Dolores is a retired bus driver in her early 70s. She is of Jamaican heritage but has lived in the UK most of her life as part of the Windrush generation. She is married to Delroy and has six children. Her dominant outward qualities are that she is a matriarch and she ‘fills the room’ with great exhuberance and humour. She loves church and Queen and has her own ‘speaky, spoky’ voice that she uses on the phone or when dealing with ‘authority’. She is a strong and busy figure in the local Eastvern community and has fashioned herself as a commentator – an ‘Insta poet’. Her inward qualities are resilience and loyalty to her family, but she has a disregard for her failing health and hides things from NHS staff – preferring to look after others than receive care herself.

Point of conflict

Dolores has Type 2 Diabetes. She is negligent about avoiding sugar which increases her risk of stroke and careless when cutting her toenails (doesn’t believe she needs a specialist from the clinic). A wound becomes dangerously infected and ulcerated. She is wary of pharmaceutical care and prefers the herbal remedies suggested by church elders. She also burns herself whilst cooking and ignores both this and her deteriorating eyesight.

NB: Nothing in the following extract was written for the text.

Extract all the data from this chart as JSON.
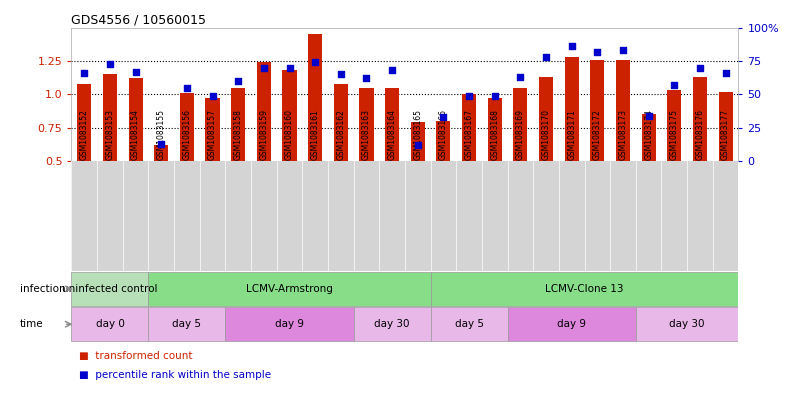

Story arc in Edward Jenner programme

The storyline revolves around the community nurse, visits to her local GP and to the diabetes clinic which is in Westvern and two buses away. The issues are the lack of ‘joined up care’, community transport and access to healthcare, and the conflict between medical practice and Dolores’ belief in her own culture i.e the ‘Don’t fuss. I is alright’ mentality and the threat to Dolores’ own mobility and her standing in the community. Over the story arc she both rubs up against the health care system and finally becomes an advocate for it as health care professionals work out how to help her to help herself.